Secondly in the second loop start i with num-1 rather than num.
5
1 2 3 4 5
excpected;true
compiler showing:false
code is still not working
No, In the first loop only put update= i+1 outside the if condition and break inside the if condition. also change the if condition with x[i+1] < x[i] and the same thing with the next loop.
@Ankur-Ankur-937479863269311
Think of it this way. There are three possibilities in total
- The sequence is completely increasing.
- The sequence is completely decreasing
- The sequence is first decreasing then increasing.
These are the three situations where we print true or else we print false.
If we plot the graph for the three situations the first one will be a simple increasing curve.
The second one will be a simple decreasing curve.
Both of these cases can be checked and verified using a simple loop.
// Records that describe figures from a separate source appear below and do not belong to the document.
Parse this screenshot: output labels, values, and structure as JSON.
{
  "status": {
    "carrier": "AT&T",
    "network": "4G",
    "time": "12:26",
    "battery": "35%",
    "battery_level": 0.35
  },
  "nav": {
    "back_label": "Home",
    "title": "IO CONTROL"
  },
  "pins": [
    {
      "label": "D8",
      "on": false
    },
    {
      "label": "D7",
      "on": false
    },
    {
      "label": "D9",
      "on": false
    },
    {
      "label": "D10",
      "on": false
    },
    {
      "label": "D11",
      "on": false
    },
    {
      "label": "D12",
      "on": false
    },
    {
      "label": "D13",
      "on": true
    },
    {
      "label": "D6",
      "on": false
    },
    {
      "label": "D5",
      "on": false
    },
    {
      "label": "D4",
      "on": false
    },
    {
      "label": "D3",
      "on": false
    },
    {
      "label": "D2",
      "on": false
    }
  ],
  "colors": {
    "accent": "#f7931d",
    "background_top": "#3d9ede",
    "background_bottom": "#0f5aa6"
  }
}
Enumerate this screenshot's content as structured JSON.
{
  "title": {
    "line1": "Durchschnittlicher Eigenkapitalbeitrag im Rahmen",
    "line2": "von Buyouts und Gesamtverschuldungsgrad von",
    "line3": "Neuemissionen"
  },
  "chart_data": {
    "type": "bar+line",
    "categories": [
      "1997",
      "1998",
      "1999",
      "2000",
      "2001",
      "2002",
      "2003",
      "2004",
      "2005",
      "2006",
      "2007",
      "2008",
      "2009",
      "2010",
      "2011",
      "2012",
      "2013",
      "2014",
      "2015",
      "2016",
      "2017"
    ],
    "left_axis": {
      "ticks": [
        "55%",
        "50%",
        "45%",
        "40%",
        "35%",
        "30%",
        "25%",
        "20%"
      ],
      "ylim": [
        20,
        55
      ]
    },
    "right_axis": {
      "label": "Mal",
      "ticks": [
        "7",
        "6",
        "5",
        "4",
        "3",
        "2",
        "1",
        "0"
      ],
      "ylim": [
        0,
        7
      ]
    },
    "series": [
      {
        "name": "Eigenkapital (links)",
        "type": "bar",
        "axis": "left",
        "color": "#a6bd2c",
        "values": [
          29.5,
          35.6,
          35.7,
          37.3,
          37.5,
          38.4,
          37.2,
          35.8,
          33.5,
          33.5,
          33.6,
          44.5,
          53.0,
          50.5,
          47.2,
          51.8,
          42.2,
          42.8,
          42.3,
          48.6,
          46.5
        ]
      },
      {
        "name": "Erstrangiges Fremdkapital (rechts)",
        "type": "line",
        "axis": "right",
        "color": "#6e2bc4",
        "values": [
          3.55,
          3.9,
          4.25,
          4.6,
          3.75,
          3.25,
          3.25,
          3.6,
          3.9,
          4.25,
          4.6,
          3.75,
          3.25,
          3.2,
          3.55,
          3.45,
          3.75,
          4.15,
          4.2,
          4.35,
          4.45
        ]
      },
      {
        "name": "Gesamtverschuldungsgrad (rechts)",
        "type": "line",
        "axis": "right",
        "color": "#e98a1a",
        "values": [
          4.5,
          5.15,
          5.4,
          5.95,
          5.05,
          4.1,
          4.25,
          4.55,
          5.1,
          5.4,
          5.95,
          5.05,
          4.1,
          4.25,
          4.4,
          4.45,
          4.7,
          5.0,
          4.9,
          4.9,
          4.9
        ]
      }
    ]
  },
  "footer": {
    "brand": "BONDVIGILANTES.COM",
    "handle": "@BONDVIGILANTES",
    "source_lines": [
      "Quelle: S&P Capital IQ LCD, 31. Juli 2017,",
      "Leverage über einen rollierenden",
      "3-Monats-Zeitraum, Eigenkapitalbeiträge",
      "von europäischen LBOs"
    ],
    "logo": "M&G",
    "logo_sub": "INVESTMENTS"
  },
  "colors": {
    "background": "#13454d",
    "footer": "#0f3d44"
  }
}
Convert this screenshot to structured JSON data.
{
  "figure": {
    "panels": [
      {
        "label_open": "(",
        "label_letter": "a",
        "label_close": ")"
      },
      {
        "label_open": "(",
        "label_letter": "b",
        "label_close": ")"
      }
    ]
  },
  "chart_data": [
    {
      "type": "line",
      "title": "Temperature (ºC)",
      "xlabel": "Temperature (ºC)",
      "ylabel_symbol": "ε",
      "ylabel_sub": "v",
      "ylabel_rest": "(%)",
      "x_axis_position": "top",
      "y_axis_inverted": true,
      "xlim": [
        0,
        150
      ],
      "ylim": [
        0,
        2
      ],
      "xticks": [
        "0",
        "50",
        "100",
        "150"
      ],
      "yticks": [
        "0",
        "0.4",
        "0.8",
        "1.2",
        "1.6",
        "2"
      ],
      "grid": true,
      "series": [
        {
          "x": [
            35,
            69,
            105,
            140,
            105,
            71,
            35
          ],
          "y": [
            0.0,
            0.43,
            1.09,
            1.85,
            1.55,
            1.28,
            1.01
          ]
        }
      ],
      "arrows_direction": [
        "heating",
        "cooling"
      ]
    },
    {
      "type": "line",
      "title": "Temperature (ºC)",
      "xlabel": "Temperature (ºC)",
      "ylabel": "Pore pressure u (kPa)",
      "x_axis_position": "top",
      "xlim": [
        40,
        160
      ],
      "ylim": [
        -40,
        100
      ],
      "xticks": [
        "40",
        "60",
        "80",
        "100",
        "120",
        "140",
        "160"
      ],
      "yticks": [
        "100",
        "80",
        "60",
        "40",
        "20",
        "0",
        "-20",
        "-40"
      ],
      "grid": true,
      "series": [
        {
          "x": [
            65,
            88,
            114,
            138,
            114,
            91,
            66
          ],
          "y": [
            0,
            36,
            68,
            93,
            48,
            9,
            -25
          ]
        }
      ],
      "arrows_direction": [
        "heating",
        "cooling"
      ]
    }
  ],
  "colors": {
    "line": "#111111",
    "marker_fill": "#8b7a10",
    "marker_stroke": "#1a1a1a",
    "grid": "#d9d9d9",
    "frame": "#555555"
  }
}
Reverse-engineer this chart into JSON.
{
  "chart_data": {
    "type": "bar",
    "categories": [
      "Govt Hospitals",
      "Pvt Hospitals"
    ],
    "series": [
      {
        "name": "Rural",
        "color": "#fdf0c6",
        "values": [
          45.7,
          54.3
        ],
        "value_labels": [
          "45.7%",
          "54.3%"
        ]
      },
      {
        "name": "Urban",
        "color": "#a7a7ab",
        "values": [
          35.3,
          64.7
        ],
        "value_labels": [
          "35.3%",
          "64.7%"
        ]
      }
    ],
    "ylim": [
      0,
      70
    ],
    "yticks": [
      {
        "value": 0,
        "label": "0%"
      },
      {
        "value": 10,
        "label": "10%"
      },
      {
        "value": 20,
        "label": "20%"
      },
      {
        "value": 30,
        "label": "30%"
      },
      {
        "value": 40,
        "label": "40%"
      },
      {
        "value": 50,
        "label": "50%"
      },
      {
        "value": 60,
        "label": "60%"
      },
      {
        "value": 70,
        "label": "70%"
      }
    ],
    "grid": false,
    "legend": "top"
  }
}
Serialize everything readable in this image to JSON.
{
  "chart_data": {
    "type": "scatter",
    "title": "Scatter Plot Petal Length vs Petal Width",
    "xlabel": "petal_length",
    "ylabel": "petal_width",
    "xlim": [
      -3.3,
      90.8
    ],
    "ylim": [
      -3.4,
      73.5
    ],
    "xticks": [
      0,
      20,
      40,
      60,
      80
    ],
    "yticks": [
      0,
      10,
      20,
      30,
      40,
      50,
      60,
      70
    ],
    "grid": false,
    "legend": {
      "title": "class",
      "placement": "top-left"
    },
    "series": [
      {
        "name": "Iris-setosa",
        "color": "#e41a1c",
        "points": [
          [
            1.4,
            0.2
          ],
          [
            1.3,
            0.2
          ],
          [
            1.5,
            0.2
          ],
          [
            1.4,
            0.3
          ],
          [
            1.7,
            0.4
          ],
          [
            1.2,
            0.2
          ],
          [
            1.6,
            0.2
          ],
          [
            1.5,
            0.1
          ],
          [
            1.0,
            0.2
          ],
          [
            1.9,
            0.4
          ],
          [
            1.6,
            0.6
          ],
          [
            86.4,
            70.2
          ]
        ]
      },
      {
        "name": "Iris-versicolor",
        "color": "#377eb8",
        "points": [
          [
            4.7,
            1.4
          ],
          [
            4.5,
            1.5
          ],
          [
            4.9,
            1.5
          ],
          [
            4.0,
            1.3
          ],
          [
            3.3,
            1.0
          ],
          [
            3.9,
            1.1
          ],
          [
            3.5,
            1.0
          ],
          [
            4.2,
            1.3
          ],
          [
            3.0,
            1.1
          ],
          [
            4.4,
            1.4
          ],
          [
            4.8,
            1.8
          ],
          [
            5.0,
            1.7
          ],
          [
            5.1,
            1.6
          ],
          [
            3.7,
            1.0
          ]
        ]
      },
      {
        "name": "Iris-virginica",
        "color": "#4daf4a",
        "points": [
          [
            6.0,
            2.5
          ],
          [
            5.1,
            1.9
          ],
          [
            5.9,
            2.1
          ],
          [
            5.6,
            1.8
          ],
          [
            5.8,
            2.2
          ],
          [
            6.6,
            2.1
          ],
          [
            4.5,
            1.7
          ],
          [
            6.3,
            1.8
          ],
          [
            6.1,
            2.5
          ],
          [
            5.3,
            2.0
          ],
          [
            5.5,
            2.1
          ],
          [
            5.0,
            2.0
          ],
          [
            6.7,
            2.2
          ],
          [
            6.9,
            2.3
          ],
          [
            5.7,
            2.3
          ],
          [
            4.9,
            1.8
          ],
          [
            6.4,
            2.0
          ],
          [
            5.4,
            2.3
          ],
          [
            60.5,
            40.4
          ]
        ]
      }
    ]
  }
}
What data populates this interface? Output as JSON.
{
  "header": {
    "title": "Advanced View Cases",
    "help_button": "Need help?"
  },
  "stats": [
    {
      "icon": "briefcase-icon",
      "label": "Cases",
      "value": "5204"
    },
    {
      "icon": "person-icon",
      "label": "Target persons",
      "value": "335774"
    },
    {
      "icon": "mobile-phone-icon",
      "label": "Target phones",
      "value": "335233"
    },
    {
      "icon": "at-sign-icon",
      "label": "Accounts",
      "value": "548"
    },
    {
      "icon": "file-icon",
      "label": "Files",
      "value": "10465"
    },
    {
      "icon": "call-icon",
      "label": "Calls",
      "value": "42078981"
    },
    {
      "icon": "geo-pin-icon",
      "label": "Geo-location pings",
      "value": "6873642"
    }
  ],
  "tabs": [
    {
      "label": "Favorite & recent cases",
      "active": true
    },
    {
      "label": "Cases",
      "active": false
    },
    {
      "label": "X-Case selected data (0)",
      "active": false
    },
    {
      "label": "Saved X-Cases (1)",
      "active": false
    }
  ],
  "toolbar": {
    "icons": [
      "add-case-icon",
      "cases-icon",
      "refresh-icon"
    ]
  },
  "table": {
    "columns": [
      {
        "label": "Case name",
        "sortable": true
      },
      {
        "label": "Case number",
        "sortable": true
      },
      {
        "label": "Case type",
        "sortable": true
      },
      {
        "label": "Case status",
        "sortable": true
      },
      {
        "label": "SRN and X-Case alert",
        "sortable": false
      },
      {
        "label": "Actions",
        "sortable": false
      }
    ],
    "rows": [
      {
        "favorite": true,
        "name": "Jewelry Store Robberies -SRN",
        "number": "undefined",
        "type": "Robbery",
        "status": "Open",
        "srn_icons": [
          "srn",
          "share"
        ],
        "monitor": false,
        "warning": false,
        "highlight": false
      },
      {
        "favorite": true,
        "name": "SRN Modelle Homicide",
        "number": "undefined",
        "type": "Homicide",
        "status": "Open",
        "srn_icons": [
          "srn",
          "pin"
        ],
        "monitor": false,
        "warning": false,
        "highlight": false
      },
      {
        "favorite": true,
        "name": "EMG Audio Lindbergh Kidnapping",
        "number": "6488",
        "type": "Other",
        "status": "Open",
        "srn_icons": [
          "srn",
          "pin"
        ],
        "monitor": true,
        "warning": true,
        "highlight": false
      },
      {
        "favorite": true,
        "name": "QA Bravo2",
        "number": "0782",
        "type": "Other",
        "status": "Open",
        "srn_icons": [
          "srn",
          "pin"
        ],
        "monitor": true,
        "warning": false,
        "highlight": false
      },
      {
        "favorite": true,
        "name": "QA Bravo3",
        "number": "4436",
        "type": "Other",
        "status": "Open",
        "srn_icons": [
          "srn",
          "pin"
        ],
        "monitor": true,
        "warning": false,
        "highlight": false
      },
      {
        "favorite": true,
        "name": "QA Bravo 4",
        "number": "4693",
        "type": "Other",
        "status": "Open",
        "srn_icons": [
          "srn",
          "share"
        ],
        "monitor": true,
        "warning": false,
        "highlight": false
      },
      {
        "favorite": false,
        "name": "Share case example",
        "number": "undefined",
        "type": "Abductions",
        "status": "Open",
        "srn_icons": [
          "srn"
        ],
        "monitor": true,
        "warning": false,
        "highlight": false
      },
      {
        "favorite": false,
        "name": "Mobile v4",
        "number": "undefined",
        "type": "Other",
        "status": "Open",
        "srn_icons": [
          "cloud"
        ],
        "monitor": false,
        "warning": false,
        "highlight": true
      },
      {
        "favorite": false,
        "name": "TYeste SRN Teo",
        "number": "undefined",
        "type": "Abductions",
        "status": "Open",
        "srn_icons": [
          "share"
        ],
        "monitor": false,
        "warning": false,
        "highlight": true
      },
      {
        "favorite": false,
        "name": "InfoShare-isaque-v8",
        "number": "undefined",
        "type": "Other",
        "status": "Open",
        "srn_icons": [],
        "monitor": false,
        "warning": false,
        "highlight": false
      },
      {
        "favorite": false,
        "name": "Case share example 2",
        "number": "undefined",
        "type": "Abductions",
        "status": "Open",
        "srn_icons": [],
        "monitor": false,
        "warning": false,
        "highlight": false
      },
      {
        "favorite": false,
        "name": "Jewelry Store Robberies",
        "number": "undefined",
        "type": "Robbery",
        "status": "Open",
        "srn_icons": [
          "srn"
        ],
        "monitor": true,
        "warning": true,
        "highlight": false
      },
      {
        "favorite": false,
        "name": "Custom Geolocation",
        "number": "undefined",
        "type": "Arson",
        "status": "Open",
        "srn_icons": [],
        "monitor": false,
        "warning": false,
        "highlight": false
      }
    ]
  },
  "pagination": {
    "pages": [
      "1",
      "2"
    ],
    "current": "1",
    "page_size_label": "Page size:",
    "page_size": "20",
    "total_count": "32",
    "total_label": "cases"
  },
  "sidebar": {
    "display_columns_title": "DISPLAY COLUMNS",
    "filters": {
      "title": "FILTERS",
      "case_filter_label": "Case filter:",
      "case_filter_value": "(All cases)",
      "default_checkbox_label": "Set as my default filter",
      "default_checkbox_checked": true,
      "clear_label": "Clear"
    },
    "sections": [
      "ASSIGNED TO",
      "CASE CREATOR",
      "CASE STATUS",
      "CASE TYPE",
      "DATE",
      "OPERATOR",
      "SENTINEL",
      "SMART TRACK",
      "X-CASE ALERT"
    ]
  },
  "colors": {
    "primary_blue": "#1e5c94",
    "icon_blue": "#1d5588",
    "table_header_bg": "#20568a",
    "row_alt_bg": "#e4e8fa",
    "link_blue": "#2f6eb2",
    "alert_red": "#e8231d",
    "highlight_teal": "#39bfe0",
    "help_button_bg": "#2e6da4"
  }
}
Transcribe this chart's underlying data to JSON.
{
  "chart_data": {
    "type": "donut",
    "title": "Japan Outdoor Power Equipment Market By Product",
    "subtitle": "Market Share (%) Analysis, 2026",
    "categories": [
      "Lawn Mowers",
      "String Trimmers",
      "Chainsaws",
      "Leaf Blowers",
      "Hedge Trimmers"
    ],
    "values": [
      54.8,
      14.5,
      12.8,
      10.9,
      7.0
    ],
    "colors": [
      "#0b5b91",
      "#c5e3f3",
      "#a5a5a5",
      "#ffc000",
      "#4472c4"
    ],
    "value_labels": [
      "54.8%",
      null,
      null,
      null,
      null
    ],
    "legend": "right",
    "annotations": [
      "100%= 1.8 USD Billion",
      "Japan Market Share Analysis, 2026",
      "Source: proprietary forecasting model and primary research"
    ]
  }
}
The only case you are left to check now is the third one which forms a V-like graph , first decreasing then increasing.
To check this we can see how many turning points are there in the sequence. A turning point would be the element before which all elements were increasing and from thereon start decreasing or before which all elements were decreasing and then start increasing.
Assume your sequence to be decreasing at first since that is specified in the problem that the sequence is first decreasing. After that check for such turning points. From the graph we can infer that this would be the lowermost point in the V-graph. Also there would be only one such point atmost and no more. So simply count such turning points. Check if the no of turning points is more than 1. If so , print false. Else print true.